London has more freedom to strike bilateral energy deals with countries since leaving the EU at the start of last year.
The UK is also pursuing deals to import more liquefied natural gas from Norway and Qatar, with those agreements having the potential to dwarf the US deal in terms of volume.
Liquefied natural gas is used for cooking, generating electricity and heating homes, as well as manufacturing products such as fertilizer and medicine.
The US-UK agreement – which would be styled as a new “energy security partnership” or “initiative” – would be much wider than just gas, incorporating a drive on renewables.
A pledge to work together to develop future nuclear power projects is currently included in the deal. UK figures hope for help in developing small modular nuclear reactors.
There are also expected to be declarations of joint work to improve energy efficiency, drive down consumption and invest in future renewable technologies.
The Biden administration would be expected to play up the green technology aspect of the deal, while the UK would be keen to stress the boost to UK energy supplies.
Both Washington and London are keen to show their ability to work together in the face of Russian aggression – with Vladimir Putin, the Russian president, accused of weaponising energy exports to bring financial pain on Western nations who have opposed his Ukraine invasion.

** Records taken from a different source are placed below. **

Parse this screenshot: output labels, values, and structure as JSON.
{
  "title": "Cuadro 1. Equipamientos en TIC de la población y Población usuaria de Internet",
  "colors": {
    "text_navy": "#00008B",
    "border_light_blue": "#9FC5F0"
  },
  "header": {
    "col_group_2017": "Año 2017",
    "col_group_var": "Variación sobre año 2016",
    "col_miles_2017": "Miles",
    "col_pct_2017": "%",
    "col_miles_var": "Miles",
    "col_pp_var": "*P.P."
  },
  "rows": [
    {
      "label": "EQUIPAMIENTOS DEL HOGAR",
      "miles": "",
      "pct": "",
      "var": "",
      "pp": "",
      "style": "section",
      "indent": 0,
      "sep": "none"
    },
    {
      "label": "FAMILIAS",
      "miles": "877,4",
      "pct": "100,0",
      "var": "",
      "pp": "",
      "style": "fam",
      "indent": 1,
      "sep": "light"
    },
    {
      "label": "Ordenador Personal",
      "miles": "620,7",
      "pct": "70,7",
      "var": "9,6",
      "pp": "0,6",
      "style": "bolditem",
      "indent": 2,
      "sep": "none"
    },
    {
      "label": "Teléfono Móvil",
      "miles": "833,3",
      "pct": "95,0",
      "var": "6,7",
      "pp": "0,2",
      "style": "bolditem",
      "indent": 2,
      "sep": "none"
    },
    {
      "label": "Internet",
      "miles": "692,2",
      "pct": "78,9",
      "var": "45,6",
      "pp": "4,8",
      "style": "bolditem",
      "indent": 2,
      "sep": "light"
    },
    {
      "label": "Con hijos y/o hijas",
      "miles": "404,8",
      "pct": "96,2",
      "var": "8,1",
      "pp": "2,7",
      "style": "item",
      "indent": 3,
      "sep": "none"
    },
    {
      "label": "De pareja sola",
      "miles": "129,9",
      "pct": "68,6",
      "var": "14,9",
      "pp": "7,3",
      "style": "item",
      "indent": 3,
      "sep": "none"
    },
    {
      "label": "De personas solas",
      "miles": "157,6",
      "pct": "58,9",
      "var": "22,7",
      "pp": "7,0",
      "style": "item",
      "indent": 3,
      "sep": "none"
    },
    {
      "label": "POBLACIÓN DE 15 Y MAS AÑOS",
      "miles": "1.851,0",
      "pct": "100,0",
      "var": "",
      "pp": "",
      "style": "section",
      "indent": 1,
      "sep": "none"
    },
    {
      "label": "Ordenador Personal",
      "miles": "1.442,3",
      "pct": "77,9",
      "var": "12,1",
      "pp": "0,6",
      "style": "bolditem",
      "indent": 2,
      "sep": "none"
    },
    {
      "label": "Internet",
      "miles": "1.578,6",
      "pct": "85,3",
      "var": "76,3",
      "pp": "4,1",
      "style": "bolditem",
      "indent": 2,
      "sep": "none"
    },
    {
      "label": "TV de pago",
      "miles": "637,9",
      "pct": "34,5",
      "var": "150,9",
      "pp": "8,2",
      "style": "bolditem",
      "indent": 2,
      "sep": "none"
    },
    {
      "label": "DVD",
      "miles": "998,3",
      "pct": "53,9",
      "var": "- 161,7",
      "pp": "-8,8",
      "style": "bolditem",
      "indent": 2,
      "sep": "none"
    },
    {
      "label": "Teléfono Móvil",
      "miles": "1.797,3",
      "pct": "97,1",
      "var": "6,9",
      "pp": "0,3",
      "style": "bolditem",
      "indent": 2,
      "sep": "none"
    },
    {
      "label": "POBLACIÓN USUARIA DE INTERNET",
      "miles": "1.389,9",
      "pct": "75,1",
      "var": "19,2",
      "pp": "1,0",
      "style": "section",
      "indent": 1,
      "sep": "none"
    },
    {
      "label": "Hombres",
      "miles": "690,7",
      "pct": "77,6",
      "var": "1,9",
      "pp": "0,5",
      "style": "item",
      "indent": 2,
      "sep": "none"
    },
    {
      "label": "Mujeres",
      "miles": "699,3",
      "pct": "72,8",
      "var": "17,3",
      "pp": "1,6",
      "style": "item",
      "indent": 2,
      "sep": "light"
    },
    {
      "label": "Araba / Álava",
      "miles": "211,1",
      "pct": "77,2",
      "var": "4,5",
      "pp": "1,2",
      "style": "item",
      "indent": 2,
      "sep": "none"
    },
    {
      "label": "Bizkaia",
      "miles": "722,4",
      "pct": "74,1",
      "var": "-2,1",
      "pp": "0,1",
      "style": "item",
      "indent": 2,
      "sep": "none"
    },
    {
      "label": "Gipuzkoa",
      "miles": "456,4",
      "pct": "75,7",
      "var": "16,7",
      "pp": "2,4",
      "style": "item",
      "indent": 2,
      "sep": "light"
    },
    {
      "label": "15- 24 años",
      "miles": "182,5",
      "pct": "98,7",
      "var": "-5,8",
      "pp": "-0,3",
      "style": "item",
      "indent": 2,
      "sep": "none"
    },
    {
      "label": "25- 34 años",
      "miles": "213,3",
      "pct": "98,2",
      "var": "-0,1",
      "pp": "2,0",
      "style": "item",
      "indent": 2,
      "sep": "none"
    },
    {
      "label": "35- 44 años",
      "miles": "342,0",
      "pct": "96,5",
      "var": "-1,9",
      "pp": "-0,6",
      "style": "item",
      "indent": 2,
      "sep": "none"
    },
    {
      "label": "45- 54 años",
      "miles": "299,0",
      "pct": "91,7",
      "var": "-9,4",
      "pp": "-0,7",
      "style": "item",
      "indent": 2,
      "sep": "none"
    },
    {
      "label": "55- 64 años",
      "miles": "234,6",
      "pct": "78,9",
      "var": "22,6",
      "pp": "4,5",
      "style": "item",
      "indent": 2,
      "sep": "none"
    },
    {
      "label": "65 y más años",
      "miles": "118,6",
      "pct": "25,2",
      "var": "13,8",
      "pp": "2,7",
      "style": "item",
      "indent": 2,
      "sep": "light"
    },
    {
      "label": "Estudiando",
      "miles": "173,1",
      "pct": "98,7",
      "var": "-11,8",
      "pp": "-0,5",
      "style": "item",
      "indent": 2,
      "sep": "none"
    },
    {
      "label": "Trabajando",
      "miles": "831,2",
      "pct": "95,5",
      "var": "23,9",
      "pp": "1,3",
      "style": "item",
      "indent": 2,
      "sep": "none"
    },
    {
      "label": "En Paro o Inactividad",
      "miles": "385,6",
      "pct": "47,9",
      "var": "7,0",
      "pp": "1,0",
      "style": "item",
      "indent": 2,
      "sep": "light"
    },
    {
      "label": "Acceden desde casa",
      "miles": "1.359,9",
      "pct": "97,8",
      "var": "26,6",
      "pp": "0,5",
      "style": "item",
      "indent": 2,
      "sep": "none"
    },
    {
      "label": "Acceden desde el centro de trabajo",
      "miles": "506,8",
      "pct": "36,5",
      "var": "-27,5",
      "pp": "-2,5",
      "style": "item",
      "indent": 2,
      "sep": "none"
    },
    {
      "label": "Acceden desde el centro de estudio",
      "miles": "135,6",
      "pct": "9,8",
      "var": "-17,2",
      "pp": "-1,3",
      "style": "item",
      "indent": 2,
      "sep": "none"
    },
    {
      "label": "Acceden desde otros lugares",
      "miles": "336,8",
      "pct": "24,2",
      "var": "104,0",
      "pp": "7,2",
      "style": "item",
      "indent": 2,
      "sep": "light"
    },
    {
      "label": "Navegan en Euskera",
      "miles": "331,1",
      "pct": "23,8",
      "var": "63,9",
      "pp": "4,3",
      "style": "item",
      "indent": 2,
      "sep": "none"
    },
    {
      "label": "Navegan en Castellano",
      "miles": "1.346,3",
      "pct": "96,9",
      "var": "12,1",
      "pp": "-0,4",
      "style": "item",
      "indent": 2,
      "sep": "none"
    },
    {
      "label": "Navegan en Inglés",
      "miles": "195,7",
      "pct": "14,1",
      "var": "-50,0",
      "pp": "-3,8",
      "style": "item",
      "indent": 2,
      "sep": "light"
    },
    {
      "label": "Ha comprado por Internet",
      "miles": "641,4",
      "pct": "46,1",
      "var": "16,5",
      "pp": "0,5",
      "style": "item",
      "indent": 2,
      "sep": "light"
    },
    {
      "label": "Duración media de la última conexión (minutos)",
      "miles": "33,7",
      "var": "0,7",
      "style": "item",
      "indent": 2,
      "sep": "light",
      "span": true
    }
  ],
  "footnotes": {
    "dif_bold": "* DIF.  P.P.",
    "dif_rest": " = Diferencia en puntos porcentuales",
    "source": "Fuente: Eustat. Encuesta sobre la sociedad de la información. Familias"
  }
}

One source involved in the talks this autumn said the deal on gas would be hailed as a “goodwill gesture” from the US to the UK.
Gas is a major part of the UK’s energy mix, used to generate about 40 per cent of its electricity and heat about 85 per cent of homes.

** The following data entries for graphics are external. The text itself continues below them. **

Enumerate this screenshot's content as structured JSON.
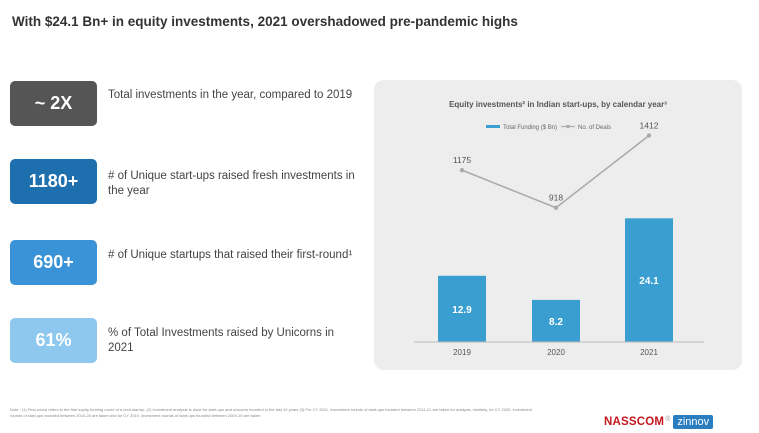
{
  "header": {
    "title": "With $24.1 Bn+ in equity investments, 2021 overshadowed pre-pandemic highs"
  },
  "stats": [
    {
      "value": "~ 2X",
      "desc": "Total investments in the year, compared to 2019",
      "color": "#555555"
    },
    {
      "value": "1180+",
      "desc": "# of Unique start-ups raised fresh investments in the year",
      "color": "#1e6fae"
    },
    {
      "value": "690+",
      "desc": "# of Unique startups that raised their first-round¹",
      "color": "#3a93d6"
    },
    {
      "value": "61%",
      "desc": "% of Total Investments raised by Unicorns in 2021",
      "color": "#8ec8ee"
    }
  ],
  "chart_data": {
    "type": "bar+line",
    "title": "Equity investments² in Indian start-ups, by calendar year³",
    "categories": [
      "2019",
      "2020",
      "2021"
    ],
    "series": [
      {
        "name": "Total Funding ($ Bn)",
        "type": "bar",
        "values": [
          12.9,
          8.2,
          24.1
        ],
        "labels": [
          "12.9",
          "8.2",
          "24.1"
        ],
        "color": "#3a9fd0"
      },
      {
        "name": "No. of Deals",
        "type": "line",
        "values": [
          1175,
          918,
          1412
        ],
        "labels": [
          "1175",
          "918",
          "1412"
        ],
        "color": "#aaaaaa"
      }
    ],
    "legend_position": "top-center",
    "bar_ylim": [
      0,
      30
    ],
    "line_ylim": [
      0,
      1600
    ],
    "grid": false
  },
  "footnote": "Note : (1) First-round refers to the first equity funding round of a tech startup. (2) Investment analysis is done for start-ups and unicorns founded in the last 10 years (3) For CY 2021, investment rounds of start-ups founded between 2011-21 are taken for analysis, similarly, for CY 2020, investment rounds of start-ups founded between 2010-20 are taken and for CY 2019, investment rounds of start-ups founded between 2009-19 are taken",
  "branding": {
    "logo1": "NASSCOM",
    "logo_mark": "®",
    "logo2": "zinnov"
  }
}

Soaring gas prices due to cuts in Russian gas supplies to Europe have wreaked economic havoc, with governments forced to spend billions shielding consumers from the impact.
Most of the UK’s supply comes via pipes from Norway and the UK side of the North Sea, as well as some via pipes from Belgium and the Netherlands. However, shipments of liquefied natural gas from the US and elsewhere are increasingly important.

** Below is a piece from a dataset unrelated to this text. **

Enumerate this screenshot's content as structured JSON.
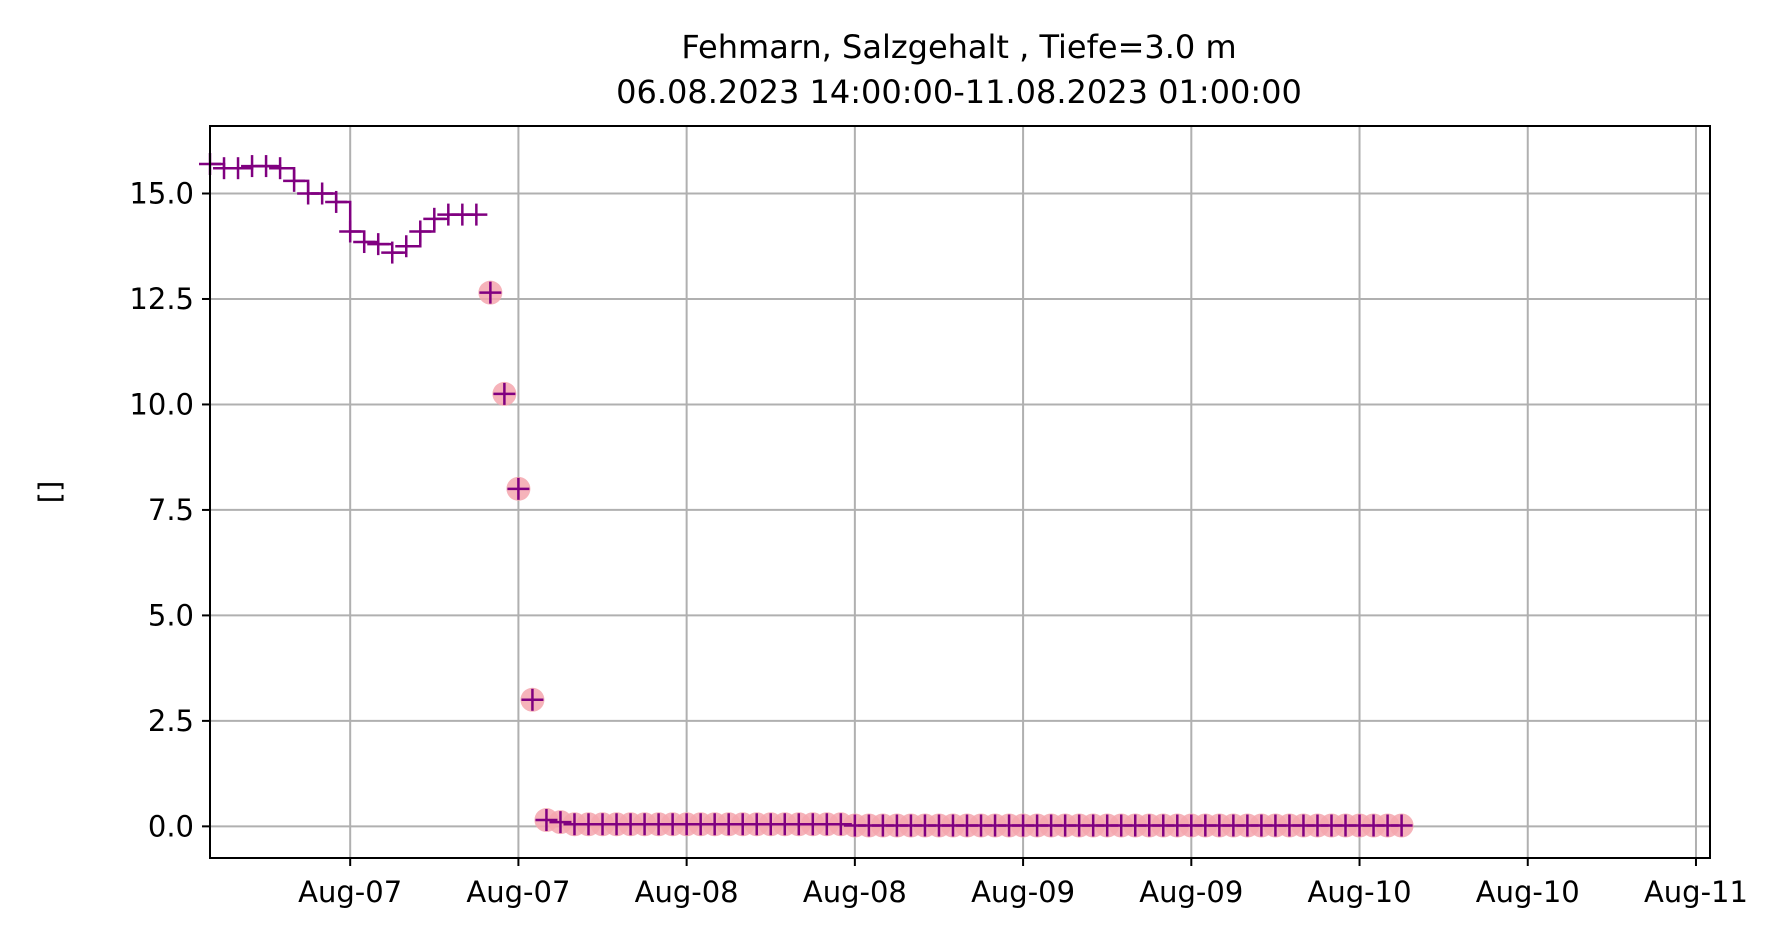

About 17 per cent of the UK’s gas came in the form of liquefied natural gas in 2021, mostly from Qatar, the US and Russia. Russian imports have dropped this year following its war on Ukraine, but more supplies have been coming including from the US and Peru.
On Monday, Mr Sunak told world leaders at Cop27 that the energy crisis meant the world should move faster on net zero.
The Prime Minister said: “We can bequeath our children a greener planet, and a more prosperous future. That’s a legacy we could be proud of.”
Downing Street insisted the UK was fulfilling its responsibility on climate finance, amid a growing row at the summit over funding to countries worst hit by climate change.
The UN secretary-general told the summit that the issue of payments for the loss and damage inflicted on climate vulnerable nations could “no longer be swept under the rug”.
But Boris Johnson, the former prime minister, said that the UK could not afford to pay out “reparations” to developing countries, despite its historic role as a polluter.
“What we cannot do is make up for that in some kind of reparations. We simply do not have the financial resources. No country could,” he said during an appearance in Sharm el-Sheikh.
Gas is bought into the UK by private companies such as Centrica, the owner of British Gas, which in August signed a £7 billion deal with US-based Delfin Midstream to buy liquefied natural gas from 2026.
The merits of any new deal between the UK and the US would depend on prices as well as the flexibility, with demand in any week always uncertain and weather dependent.